Comic Strip Optical Character Recognition (CSOCR)

Home Screen

Inspiration

Programmatically reading text from images and natural language processing seem like such cool concepts. Using Siri or Alexa was such a mystery, and we wanted to delve into this world and decrypt it a little bit. Gaining an understanding of how these processes work would help us decide what we want to develop in the future.

What it does

This program displays a webpage where users can upload one or more images that have text. The application will extract the text from the images and display them along with their extracted text in addition to ordering them sequentially in conversation.

How we built it

Our application uses Dash, a Python library that uses React.js and Plotly.js to create the webpage layout, and Materialize, a responsive web framework to apply a clean, minimalistic design to the page. We based our program on Amazon's Textract, a text-extracting model, and Google's Word2Vec model, which implements the Word2Vec architecture to encode text with semantic embedding. Throughout the process, we used Dash's local server to debug and AWS Elastic Beanstalk to assist with version control and deployment.

Challenges we ran into

We originally tried to use a Tesseract model, but the accuracy proved to be insufficient even with custom training data. Therefore, we made the executive decision to switch to Textract. Additionally, we had trouble figuring out how to order the comics in the sample data, knowing that natural language processing was almost necessary and that neither of us had experience with this. Finally, one of the most concerning issues was making our application compatible with AWS Elastic Beanstalk. Our earlier versions had no problem with this, but when we added the conversationally sequential ordering, there were major bugs with the pyemd library, which is used by Gensim's Word Mover's Distance algorithm.
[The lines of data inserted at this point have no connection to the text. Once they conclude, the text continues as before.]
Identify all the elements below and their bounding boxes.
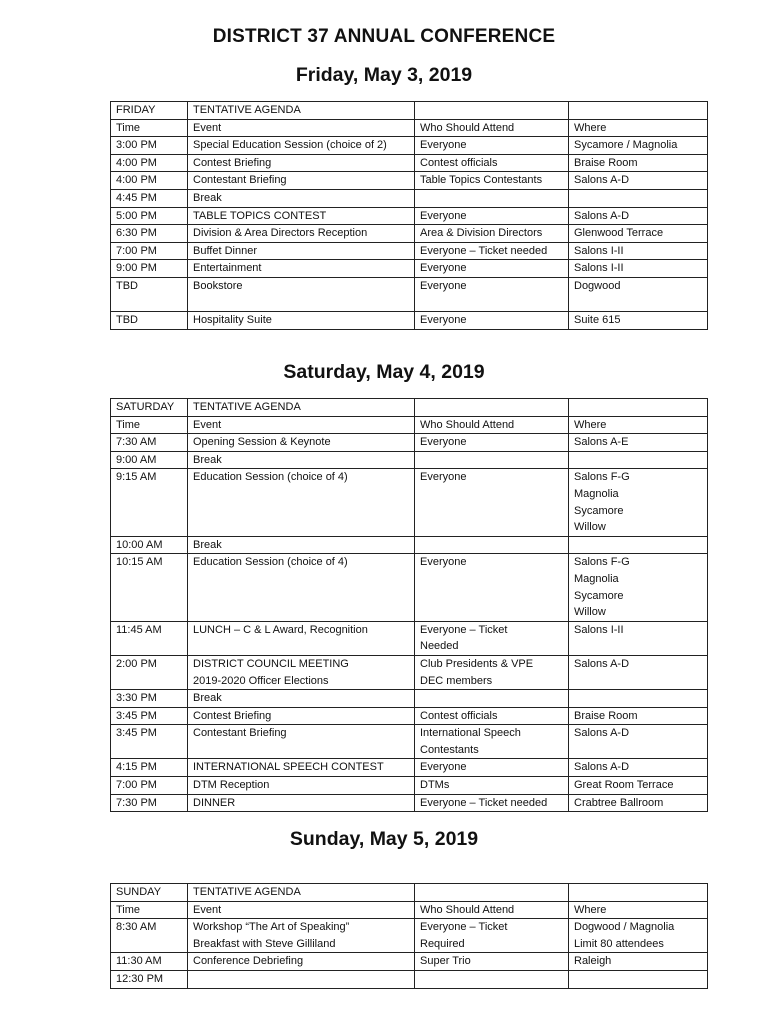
- agenda-time-text: 2:00 PM: [116, 657, 157, 670]
- agenda-where-cell: [569, 434, 708, 452]
- agenda-row: [111, 621, 708, 655]
- agenda-who-text: Area & Division Directors: [420, 227, 543, 240]
- agenda-time-cell: [111, 536, 188, 554]
- agenda-event-cell: [188, 655, 415, 689]
- agenda-time-text: 4:15 PM: [116, 761, 157, 774]
- agenda-event-text: Break: [193, 191, 222, 204]
- agenda-event-text: Contest Briefing: [193, 156, 272, 169]
- agenda-where-text: Braise Room: [574, 156, 638, 169]
- agenda-row: [111, 655, 708, 689]
- agenda-who-cell: [415, 434, 569, 452]
- agenda-label-row-cell: SUNDAY: [111, 884, 188, 902]
- agenda-event-cell: [188, 690, 415, 708]
- agenda-who-text: Contest officials: [420, 709, 498, 722]
- agenda-who-cell: [415, 777, 569, 795]
- agenda-time-cell: [111, 451, 188, 469]
- agenda-event-text: Contest Briefing: [193, 709, 272, 722]
- agenda-header-row-cell: Time: [111, 119, 188, 137]
- agenda-where-text: Magnolia: [574, 572, 619, 585]
- agenda-label-row-cell: [569, 884, 708, 902]
- agenda-time-text: 3:45 PM: [116, 709, 157, 722]
- agenda-who-text: Everyone: [420, 556, 467, 569]
- agenda-row: [111, 970, 708, 988]
- agenda-who-text: Everyone: [420, 314, 467, 327]
- agenda-row: [111, 434, 708, 452]
- agenda-label-row-cell: [415, 884, 569, 902]
- agenda-where-cell: [569, 469, 708, 536]
- agenda-event-cell: [188, 154, 415, 172]
- agenda-where-cell: [569, 260, 708, 278]
- agenda-who-text: Everyone – Ticket: [420, 623, 508, 636]
- agenda-where-text: Salons F-G: [574, 471, 630, 484]
- agenda-time-cell: [111, 655, 188, 689]
- agenda-time-text: 7:30 PM: [116, 796, 157, 809]
- agenda-who-cell: [415, 207, 569, 225]
- agenda-where-cell: [569, 707, 708, 725]
- agenda-header-row-cell: Who Should Attend: [415, 901, 569, 919]
- agenda-event-cell: [188, 225, 415, 243]
- agenda-time-cell: [111, 469, 188, 536]
- agenda-where-text: Sycamore: [574, 504, 624, 517]
- agenda-label-row: [111, 102, 708, 120]
- agenda-where-cell: [569, 154, 708, 172]
- agenda-label-row-cell: [569, 399, 708, 417]
- agenda-who-cell: [415, 707, 569, 725]
- agenda-time-text: 9:15 AM: [116, 471, 157, 484]
- agenda-time-cell: [111, 794, 188, 812]
- agenda-time-cell: [111, 260, 188, 278]
- agenda-who-text: Everyone: [420, 471, 467, 484]
- agenda-header-row-cell: Event: [188, 901, 415, 919]
- agenda-row: [111, 794, 708, 812]
- agenda-time-text: [116, 295, 182, 312]
- agenda-event-text: Contestant Briefing: [193, 174, 287, 187]
- agenda-who-text: Everyone: [420, 279, 467, 292]
- agenda-event-cell: [188, 621, 415, 655]
- agenda-who-cell: [415, 172, 569, 190]
- agenda-where-cell: [569, 953, 708, 971]
- agenda-who-cell: [415, 794, 569, 812]
- agenda-time-text: 9:00 PM: [116, 262, 157, 275]
- agenda-time-text: 3:30 PM: [116, 692, 157, 705]
- agenda-event-text: DTM Reception: [193, 779, 270, 792]
- agenda-row: [111, 919, 708, 953]
- agenda-where-text: Dogwood / Magnolia: [574, 921, 675, 934]
- agenda-event-text: Conference Debriefing: [193, 955, 304, 968]
- agenda-where-text: Sycamore / Magnolia: [574, 139, 678, 152]
- agenda-where-text: Great Room Terrace: [574, 779, 674, 792]
- agenda-event-cell: [188, 172, 415, 190]
- agenda-where-text: Salons I-II: [574, 244, 624, 257]
- agenda-event-cell: [188, 953, 415, 971]
- agenda-event-text: Contestant Briefing: [193, 727, 287, 740]
- agenda-event-text: TABLE TOPICS CONTEST: [193, 209, 327, 222]
- agenda-who-text: Everyone – Ticket needed: [420, 796, 548, 809]
- agenda-who-cell: [415, 137, 569, 155]
- agenda-where-cell: [569, 536, 708, 554]
- agenda-time-cell: [111, 953, 188, 971]
- agenda-time-text: 7:30 AM: [116, 436, 157, 449]
- agenda-who-cell: [415, 759, 569, 777]
- agenda-row: [111, 707, 708, 725]
- agenda-label-row-cell: SATURDAY: [111, 399, 188, 417]
- agenda-who-text: Table Topics Contestants: [420, 174, 543, 187]
- agenda-where-text: [574, 452, 702, 469]
- agenda-time-cell: [111, 777, 188, 795]
- agenda-who-text: Contest officials: [420, 156, 498, 169]
- agenda-time-cell: [111, 189, 188, 207]
- agenda-who-text: [420, 971, 563, 988]
- agenda-event-text: DISTRICT COUNCIL MEETING: [193, 657, 349, 670]
- agenda-time-text: 5:00 PM: [116, 209, 157, 222]
- agenda-time-text: 10:15 AM: [116, 556, 163, 569]
- agenda-who-text: DTMs: [420, 779, 450, 792]
- agenda-event-text: DINNER: [193, 796, 236, 809]
- agenda-event-text: Hospitality Suite: [193, 314, 272, 327]
- agenda-who-text: Club Presidents & VPE: [420, 657, 534, 670]
- agenda-event-cell: [188, 469, 415, 536]
- agenda-event-text: 2019-2020 Officer Elections: [193, 674, 329, 687]
- agenda-row: [111, 242, 708, 260]
- agenda-where-text: Salons A-D: [574, 761, 630, 774]
- agenda-header-row-cell: Time: [111, 901, 188, 919]
- agenda-who-cell: [415, 225, 569, 243]
- agenda-header-row: [111, 416, 708, 434]
- agenda-event-cell: [188, 554, 415, 621]
- agenda-where-cell: [569, 725, 708, 759]
- agenda-who-text: [420, 295, 563, 312]
- agenda-who-cell: [415, 154, 569, 172]
- agenda-event-cell: [188, 970, 415, 988]
- agenda-time-text: 3:45 PM: [116, 727, 157, 740]
- agenda-event-text: Break: [193, 692, 222, 705]
- agenda-where-text: [574, 190, 702, 207]
- agenda-time-text: 10:00 AM: [116, 538, 163, 551]
- agenda-event-cell: [188, 707, 415, 725]
- agenda-who-cell: [415, 189, 569, 207]
- agenda-time-text: 4:00 PM: [116, 174, 157, 187]
- agenda-where-text: Salons A-D: [574, 174, 630, 187]
- agenda-time-cell: [111, 759, 188, 777]
- agenda-event-text: [193, 971, 409, 988]
- agenda-time-text: TBD: [116, 314, 138, 327]
- agenda-where-cell: [569, 970, 708, 988]
- agenda-row: [111, 207, 708, 225]
- agenda-event-cell: [188, 725, 415, 759]
- agenda-time-cell: [111, 621, 188, 655]
- agenda-label-row-cell: [569, 102, 708, 120]
- agenda-label-row-cell: [415, 399, 569, 417]
- agenda-header-row-cell: Who Should Attend: [415, 119, 569, 137]
- agenda-event-text: Break: [193, 453, 222, 466]
- agenda-event-cell: [188, 242, 415, 260]
- agenda-label-row-cell: [415, 102, 569, 120]
- agenda-event-text: Buffet Dinner: [193, 244, 258, 257]
- agenda-who-text: [420, 452, 563, 469]
- agenda-event-text: Education Session (choice of 4): [193, 471, 348, 484]
- agenda-where-text: Braise Room: [574, 709, 638, 722]
- agenda-time-text: 3:00 PM: [116, 139, 157, 152]
- agenda-header-row-cell: Who Should Attend: [415, 416, 569, 434]
- agenda-header-row: [111, 901, 708, 919]
- agenda-time-cell: [111, 137, 188, 155]
- agenda-where-text: Salons A-D: [574, 727, 630, 740]
- agenda-where-cell: [569, 172, 708, 190]
- agenda-time-text: 11:45 AM: [116, 623, 162, 636]
- agenda-where-text: [574, 690, 702, 707]
- agenda-event-text: LUNCH – C & L Award, Recognition: [193, 623, 368, 636]
- agenda-who-cell: [415, 451, 569, 469]
- agenda-header-row-cell: Event: [188, 416, 415, 434]
- agenda-time-cell: [111, 919, 188, 953]
- friday-agenda-table: [110, 101, 708, 330]
- agenda-who-text: International Speech: [420, 727, 521, 740]
- agenda-who-text: [420, 537, 563, 554]
- agenda-event-cell: [188, 759, 415, 777]
- agenda-header-row: [111, 119, 708, 137]
- agenda-row: [111, 172, 708, 190]
- agenda-where-text: Salons A-E: [574, 436, 629, 449]
- agenda-where-text: Crabtree Ballroom: [574, 796, 664, 809]
- agenda-time-cell: [111, 242, 188, 260]
- agenda-row: [111, 189, 708, 207]
- agenda-where-cell: [569, 554, 708, 621]
- agenda-event-cell: [188, 451, 415, 469]
- agenda-event-text: Bookstore: [193, 279, 243, 292]
- agenda-where-cell: [569, 690, 708, 708]
- sunday-heading: Sunday, May 5, 2019: [289, 828, 479, 850]
- agenda-time-text: TBD: [116, 279, 138, 292]
- agenda-who-text: Everyone: [420, 139, 467, 152]
- agenda-who-cell: [415, 312, 569, 330]
- agenda-event-text: Workshop “The Art of Speaking”: [193, 921, 350, 934]
- agenda-row: [111, 725, 708, 759]
- agenda-where-cell: [569, 621, 708, 655]
- agenda-event-text: Division & Area Directors Reception: [193, 227, 368, 240]
- agenda-row: [111, 225, 708, 243]
- agenda-time-cell: [111, 172, 188, 190]
- agenda-time-cell: [111, 154, 188, 172]
- agenda-event-cell: [188, 434, 415, 452]
- agenda-row: [111, 312, 708, 330]
- agenda-header-row-cell: Where: [569, 416, 708, 434]
- agenda-where-text: Salons I-II: [574, 623, 624, 636]
- agenda-event-cell: [188, 189, 415, 207]
- agenda-where-text: Willow: [574, 521, 606, 534]
- agenda-who-cell: [415, 242, 569, 260]
- agenda-row: [111, 953, 708, 971]
- agenda-who-cell: [415, 277, 569, 311]
- agenda-who-text: [420, 190, 563, 207]
- agenda-who-text: Required: [420, 937, 465, 950]
- agenda-row: [111, 777, 708, 795]
- friday-heading: Friday, May 3, 2019: [295, 64, 473, 86]
- agenda-where-text: Sycamore: [574, 589, 624, 602]
- agenda-event-text: Special Education Session (choice of 2): [193, 139, 387, 152]
- agenda-where-text: Willow: [574, 606, 606, 619]
- agenda-event-cell: [188, 207, 415, 225]
- agenda-time-text: 11:30 AM: [116, 955, 162, 968]
- agenda-where-text: Glenwood Terrace: [574, 227, 664, 240]
- agenda-who-cell: [415, 655, 569, 689]
- agenda-event-cell: [188, 777, 415, 795]
- agenda-event-text: INTERNATIONAL SPEECH CONTEST: [193, 761, 384, 774]
- agenda-where-cell: [569, 277, 708, 311]
- agenda-who-cell: [415, 725, 569, 759]
- agenda-time-cell: [111, 225, 188, 243]
- agenda-time-cell: [111, 690, 188, 708]
- agenda-who-text: Contestants: [420, 743, 479, 756]
- agenda-who-text: Everyone – Ticket: [420, 921, 508, 934]
- agenda-label-row-cell: TENTATIVE AGENDA: [188, 102, 415, 120]
- agenda-time-cell: [111, 554, 188, 621]
- agenda-event-text: Opening Session & Keynote: [193, 436, 331, 449]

Accomplishments that we're proud of

Before today, we did not have much experience with artificial intelligence and APIs in general, but through extensive research, we were able to produce a working application using several machine learning models.

What we learned

We learned how to train an OCR program to recognize new fonts with improved accuracy. This makes it easier to customize models for specific use cases. Secondly, the integration of machine learning and front-end development proved to be a very diverse environment where our team was able to focus on areas of interest for the future. Perhaps the most important lesson we learned, however, was that even though a project idea may seem outside of the scope of our skill sets, focusing on progressing a little at a time will yield amazing results.